Tant et si bien que les spectacles ont perduré, malgré le réchauffement climatique, malgré les épizooties qui ont décimé des troupeaux andalous, malgré l'interdiction de la corrida dans les régions autonomes de Catalogne, du Pays Basque, de la Galice et du Pays Valencien.
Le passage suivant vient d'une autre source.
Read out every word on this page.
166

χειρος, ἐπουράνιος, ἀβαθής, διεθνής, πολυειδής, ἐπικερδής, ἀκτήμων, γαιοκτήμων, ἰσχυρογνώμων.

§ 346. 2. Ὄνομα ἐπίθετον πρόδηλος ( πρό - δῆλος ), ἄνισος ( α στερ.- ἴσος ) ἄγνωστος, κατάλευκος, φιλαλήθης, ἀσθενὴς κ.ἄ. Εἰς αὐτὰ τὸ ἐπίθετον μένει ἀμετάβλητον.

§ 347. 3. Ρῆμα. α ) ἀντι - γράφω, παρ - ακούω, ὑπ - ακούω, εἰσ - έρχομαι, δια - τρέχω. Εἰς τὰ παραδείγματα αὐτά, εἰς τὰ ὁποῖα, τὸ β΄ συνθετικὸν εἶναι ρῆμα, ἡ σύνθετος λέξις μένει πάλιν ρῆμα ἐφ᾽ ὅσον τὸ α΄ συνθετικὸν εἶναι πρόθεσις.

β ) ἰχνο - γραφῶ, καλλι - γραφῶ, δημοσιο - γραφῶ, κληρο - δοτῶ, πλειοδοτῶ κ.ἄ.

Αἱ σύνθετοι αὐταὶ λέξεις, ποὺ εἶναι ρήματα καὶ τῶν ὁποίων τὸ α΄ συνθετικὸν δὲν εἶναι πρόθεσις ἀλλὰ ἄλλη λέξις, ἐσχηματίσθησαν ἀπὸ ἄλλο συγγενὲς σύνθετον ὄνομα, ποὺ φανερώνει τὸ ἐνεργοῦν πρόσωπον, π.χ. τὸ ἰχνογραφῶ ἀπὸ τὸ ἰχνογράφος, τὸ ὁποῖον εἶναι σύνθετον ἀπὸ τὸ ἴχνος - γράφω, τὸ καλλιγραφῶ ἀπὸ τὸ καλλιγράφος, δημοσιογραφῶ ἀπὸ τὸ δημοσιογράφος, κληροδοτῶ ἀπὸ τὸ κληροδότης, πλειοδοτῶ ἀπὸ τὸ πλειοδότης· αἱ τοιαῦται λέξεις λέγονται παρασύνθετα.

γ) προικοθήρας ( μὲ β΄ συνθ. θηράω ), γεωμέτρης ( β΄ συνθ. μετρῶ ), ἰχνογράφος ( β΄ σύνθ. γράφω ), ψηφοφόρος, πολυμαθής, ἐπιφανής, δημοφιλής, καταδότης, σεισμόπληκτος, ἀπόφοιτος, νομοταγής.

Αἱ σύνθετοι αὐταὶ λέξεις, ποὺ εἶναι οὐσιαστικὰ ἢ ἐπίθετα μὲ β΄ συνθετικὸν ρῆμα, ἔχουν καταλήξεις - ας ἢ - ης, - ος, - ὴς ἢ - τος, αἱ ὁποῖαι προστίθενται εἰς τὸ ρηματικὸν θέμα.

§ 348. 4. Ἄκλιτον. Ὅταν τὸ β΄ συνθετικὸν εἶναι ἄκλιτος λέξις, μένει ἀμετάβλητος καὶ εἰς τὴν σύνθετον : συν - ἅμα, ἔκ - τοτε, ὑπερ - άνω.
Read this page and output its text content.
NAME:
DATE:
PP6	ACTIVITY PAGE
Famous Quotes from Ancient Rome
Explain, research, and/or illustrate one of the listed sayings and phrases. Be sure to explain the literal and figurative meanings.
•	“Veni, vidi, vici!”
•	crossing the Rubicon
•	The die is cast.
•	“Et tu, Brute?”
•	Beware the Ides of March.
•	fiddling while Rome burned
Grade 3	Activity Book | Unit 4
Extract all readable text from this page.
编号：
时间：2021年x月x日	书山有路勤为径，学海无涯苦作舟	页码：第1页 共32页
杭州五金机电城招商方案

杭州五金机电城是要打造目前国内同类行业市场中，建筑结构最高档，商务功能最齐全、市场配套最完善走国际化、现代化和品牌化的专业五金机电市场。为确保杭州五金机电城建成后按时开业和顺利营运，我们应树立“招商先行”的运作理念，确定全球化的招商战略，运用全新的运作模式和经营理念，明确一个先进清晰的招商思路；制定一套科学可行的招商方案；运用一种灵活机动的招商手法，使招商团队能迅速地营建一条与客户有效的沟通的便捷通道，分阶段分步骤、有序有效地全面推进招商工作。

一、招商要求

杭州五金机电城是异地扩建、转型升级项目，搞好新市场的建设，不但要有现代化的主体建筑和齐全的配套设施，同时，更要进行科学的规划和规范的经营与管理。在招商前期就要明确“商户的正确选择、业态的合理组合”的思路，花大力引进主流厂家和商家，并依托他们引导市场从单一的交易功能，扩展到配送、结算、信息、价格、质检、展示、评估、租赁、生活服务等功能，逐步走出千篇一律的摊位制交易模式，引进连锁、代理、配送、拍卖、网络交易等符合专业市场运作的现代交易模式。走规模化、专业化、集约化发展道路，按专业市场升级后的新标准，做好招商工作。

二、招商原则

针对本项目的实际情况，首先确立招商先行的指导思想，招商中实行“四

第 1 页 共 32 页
En France, les belles arènes de Dax ont été longtemps désaffectées, mais un avion de terroristes qui voulait détruire la base aérienne de Mont de Marsan s'étant écrasé sur le Grand Mail, heureusement déserté un dimanche, ce qui a donné le coup de grâce à ceux qui veulent ouvrir les commerces ce jour là, les promoteurs ont pu recréer leur commerce dans la plaza, comme à Barcelone.

À son cinquième mandat de maire, Mme Darrieussecq a fait couvrir les arènes de Mont de Marsan, ce qui a permis d'y voir des spectacles musicaux toute l'année, et surtout de climatiser, car des dizaines de spectateurs et même parfois les toreros s'évanouissaient à cause de la chaleur de juillet accumulée dans la marmite bétonnée qu'était le Plumaçon.
Puis des mesures encore plus radicales ont été prises : les changements de dates. La Madeleine en mars, suivie de la féria d'Arles, rebaptisée « féria de la datte » en avril quand se termine la récolte, de la « féria de l'ananas » de Nîmes et la « fête du cacao » de Béziers. Et chaque année de nouveaux toreros triomphent, je ne les connais que par les comptes-rendus lus sur internet.

Je ne vais plus trop aux arènes, je suis trop vieux maintenant, je reste dans mon appartement climatisé, l'hiver je me promène un peu sur les bords de la Midouze qui plus jamais ne déborde, et l'été, pendant quatre mois, quand il n'y a plus d'eau qui coule du tout, je reste chez moi bien au frais, à regarder les vidéos des toreros de ma jeunesse, et en me disant que le XXéme siècle c'était chouette.